47 The non-parole period for Count 1 is effectively for a period of 3 years, before overlapping with the non-parole period for Count 4. The non-parole period for Count 4 continues after the end of the non-parole period for Count 1 for a period of 3 years of which one year overlaps with the non-parole period for Count 3. The head sentence for Count 4 continues for 3 years and 8 months beyond the expiry of the head sentence for Count 1 of which 4 months overlaps with the parole period for Count 3.
48 The Crown's submission is speculative. To a similar extent so is that of the applicant. Nevertheless, in view of the clear, and justifiable, finding of fact as to the greater objective seriousness of Ground 1, it appears that something has gone wrong. The applicant's submission is, perhaps, the more likely explanation.
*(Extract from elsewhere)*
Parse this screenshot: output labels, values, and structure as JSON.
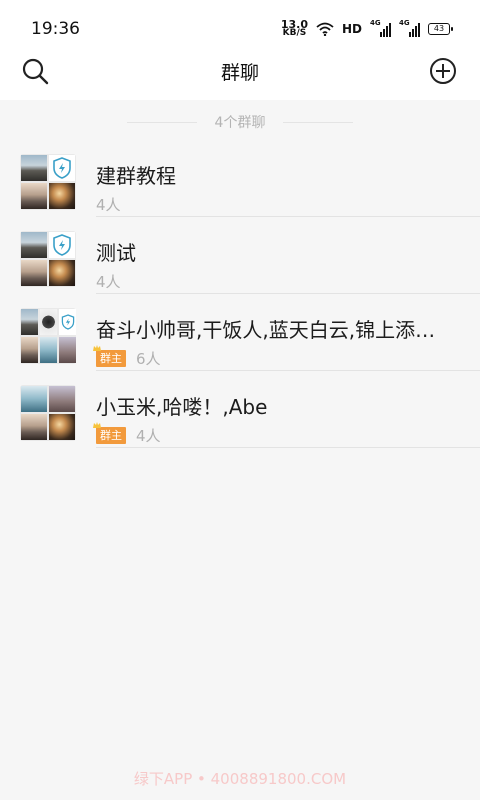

This reflects the difficulty which sentencing judges now frequently encounter when seeking to comply with the technicalities of sentencing legislation which attempts to micro regulate a broad discretion in the context of the sentencing principle identified in R v Pearce [1998] HCA 57; (1998) 194 CLR 610.
49 This ground of appeal has also been made out.
50 In my opinion, the element that his Honour referred to as an aggravating factor identified in terms of vulnerability because of age was, in accordance with his Honour's analysis, of comparatively little significance in the determination of the overall sentence.
51 Nevertheless, by reason of the grounds of appeal that have been upheld it falls to this Court to redetermine the sentence.
52 I would reach the same conclusion as his Honour reached with respect to identifying each of Counts 1 and 4 as being in the middle level of seriousness. The abuse of position of trust by a father, in the overall circumstances of each offence, is entitled to significant weight. The helplessness of a young girl in such a family situation is apparent. The circumstances of the two offences are such that each of the two offences should be found to fall within the middle level of seriousness for purposes of applying the standard non-parole period. In this regard I agree with the substantial emphasis his Honour gave to the fact that these were offences committed by a father against a daughter, in a context where the appellant could not fall to be sentenced on the basis of committing an isolated offence. (See R v AJP [2004] NSWCCA 434; (2004) 150 A Crim A 575 esp at [20] and [25] and JAH v R supra at [31].)
53 His Honour identified reasons for imposing a non-parole period less than the 15 year standard non-parole period because, as he put it at [31]:
"The offender has never previously committed any serious offence, and…he was in many respects a good father and a good citizen".